P030How do different testing platforms influence novel allele characterization? A case study of a novel DPB1 allele

A renal transplant patient sample was submitted in order to characterize an unresolved HLA-DPB1 allele. Sanger sequence-based typing (SBT) resulted in DPB1*04:02:01 and a number of equally possible candidates for the second allele, each with a single nucleotide mismatch. Removing all exons except exon 2 from analysis resulted in a perfect match with homozygous DPB1*04:02:01G. However, several heterozygous positions leading to non-synonymous mutations were present in the excluded exons, contradicting this apparent homozygosity. One next-generation sequencing (NGS) platform then typed the sample as DPB1*04:02:01 for the first allele and various ambiguous alleles for the second.
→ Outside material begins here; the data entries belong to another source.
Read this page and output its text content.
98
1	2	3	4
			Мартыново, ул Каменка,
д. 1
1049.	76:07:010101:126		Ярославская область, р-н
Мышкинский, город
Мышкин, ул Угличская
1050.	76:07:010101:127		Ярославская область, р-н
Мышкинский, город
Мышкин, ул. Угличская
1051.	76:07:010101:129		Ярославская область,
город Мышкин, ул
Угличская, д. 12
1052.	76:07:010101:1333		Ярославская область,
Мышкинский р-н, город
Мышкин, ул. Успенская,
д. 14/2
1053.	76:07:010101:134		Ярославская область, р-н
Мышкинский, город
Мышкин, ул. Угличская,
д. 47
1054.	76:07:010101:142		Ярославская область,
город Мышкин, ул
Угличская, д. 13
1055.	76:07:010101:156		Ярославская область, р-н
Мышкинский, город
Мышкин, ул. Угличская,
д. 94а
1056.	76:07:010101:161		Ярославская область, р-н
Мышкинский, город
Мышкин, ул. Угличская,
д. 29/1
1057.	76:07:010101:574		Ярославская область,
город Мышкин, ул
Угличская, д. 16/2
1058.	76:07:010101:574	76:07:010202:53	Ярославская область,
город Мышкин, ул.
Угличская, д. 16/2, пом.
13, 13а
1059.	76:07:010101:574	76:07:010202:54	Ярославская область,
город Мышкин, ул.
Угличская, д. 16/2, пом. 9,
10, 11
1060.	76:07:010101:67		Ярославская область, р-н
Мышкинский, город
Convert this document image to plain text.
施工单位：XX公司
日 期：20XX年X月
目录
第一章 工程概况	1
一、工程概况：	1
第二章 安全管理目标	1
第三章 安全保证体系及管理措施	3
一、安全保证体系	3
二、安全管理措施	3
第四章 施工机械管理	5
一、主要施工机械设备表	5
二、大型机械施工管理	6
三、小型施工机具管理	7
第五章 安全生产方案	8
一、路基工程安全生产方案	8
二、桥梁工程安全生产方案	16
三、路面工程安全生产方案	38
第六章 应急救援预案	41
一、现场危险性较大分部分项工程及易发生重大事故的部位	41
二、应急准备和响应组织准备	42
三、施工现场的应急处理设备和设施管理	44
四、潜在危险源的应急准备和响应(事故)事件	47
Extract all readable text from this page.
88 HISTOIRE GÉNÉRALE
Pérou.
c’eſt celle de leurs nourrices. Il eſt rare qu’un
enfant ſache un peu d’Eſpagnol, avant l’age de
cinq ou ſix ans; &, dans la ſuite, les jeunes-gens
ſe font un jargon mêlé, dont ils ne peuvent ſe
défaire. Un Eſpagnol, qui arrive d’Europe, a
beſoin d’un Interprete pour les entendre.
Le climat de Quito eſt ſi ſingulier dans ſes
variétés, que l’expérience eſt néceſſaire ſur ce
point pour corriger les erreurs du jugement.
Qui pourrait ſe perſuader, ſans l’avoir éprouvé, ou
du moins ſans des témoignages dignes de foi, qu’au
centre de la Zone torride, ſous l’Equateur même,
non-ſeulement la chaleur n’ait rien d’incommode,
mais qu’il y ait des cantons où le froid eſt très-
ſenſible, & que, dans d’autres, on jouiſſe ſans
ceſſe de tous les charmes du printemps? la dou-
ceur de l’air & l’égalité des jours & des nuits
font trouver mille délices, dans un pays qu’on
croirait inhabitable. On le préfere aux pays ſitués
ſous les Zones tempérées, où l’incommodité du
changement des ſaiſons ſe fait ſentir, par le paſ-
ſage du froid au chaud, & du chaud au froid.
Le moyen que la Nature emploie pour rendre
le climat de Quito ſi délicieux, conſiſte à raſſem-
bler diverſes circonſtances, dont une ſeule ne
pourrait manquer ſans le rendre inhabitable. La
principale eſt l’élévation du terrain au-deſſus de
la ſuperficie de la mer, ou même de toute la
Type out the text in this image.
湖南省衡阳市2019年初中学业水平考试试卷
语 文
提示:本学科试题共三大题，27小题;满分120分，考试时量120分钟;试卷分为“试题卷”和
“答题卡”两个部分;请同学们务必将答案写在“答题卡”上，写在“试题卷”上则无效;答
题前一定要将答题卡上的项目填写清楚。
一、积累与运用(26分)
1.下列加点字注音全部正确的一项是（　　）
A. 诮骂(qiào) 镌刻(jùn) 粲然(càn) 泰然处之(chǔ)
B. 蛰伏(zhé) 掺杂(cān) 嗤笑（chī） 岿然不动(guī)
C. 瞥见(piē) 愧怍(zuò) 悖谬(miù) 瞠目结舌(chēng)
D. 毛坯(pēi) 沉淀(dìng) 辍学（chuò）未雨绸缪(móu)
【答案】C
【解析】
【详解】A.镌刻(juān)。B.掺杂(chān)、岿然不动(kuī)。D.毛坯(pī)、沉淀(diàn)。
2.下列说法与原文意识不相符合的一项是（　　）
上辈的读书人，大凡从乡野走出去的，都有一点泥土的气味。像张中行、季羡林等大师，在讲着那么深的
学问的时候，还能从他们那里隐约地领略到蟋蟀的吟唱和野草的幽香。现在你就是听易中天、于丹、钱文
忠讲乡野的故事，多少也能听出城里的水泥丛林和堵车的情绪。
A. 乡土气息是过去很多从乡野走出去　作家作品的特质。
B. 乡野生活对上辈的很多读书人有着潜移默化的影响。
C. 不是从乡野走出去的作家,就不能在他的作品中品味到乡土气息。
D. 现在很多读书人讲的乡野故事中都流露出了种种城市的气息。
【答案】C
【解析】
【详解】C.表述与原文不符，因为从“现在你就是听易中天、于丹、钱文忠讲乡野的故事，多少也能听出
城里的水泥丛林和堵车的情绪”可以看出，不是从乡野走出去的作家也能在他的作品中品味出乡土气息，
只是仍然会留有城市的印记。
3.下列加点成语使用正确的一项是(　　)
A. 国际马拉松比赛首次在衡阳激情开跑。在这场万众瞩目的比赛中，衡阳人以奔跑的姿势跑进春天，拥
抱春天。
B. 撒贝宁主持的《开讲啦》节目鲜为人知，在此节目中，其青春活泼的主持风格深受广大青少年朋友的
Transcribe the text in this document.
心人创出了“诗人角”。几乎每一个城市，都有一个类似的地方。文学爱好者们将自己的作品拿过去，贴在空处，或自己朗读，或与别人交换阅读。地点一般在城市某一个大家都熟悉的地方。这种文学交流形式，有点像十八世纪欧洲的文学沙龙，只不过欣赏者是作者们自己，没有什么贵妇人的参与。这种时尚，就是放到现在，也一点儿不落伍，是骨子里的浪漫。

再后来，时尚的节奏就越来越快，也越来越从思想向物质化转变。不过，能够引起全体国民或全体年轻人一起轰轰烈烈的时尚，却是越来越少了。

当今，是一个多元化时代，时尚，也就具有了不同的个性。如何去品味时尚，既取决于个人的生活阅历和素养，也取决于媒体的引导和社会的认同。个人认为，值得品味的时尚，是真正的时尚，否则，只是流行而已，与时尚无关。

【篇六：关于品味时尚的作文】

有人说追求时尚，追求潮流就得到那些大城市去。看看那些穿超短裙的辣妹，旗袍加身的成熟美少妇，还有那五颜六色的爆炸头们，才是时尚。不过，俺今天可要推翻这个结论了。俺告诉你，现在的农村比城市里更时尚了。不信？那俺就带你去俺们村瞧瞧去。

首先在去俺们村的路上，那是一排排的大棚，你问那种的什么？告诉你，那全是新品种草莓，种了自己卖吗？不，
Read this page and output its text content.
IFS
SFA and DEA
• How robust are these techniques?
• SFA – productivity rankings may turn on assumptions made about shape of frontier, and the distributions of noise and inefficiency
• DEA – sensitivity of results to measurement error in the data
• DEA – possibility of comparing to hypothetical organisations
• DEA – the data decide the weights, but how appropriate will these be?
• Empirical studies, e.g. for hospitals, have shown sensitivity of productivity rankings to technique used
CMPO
However, this was due to low coverage in a 19-nucleotide region of exon 2 rather than a mismatch. The low coverage pattern was replicated on a repeat run. DPB1*414:01 with one mismatch in exon 2 was called as the second allele when the minimum read depth was lowered. Interestingly, none of the possible second alleles were part of DPB1*04:02:01G. Upon testing on a second NGS platform, DPB1*04:02:01, DPB1*463:01:01 was obtained with novel mutations in exon 4 and introns. Comparing this result to the Sanger SBT data revealed the same heterozygous mismatch in exon 4. A third NGS platform verified this typing and associated mismatches. Therefore, if potential intronic mutations are ignored, the typing may be reported in two ways: as DPB1*04:02:01, DPB1*463:01 with a mutation in exon 4, or as DPB1*04:02:01, DPB1*414:01 with a mutation in exon 2. The first combination may lead to the assumption of homozygosity for treatment purposes, since DPB1*463:01 is part of DPB1*04:02:01G. This is currently the practice in the HLA field when exons 3 and 4 are not included in analysis. Ignoring heterozygous positions in exons that make up regions outside the antigen binding groove could lead to development of antibodies. This may be an important consideration in the renal transplant setting, depending on patient-donor matching and determination of immunogenicity.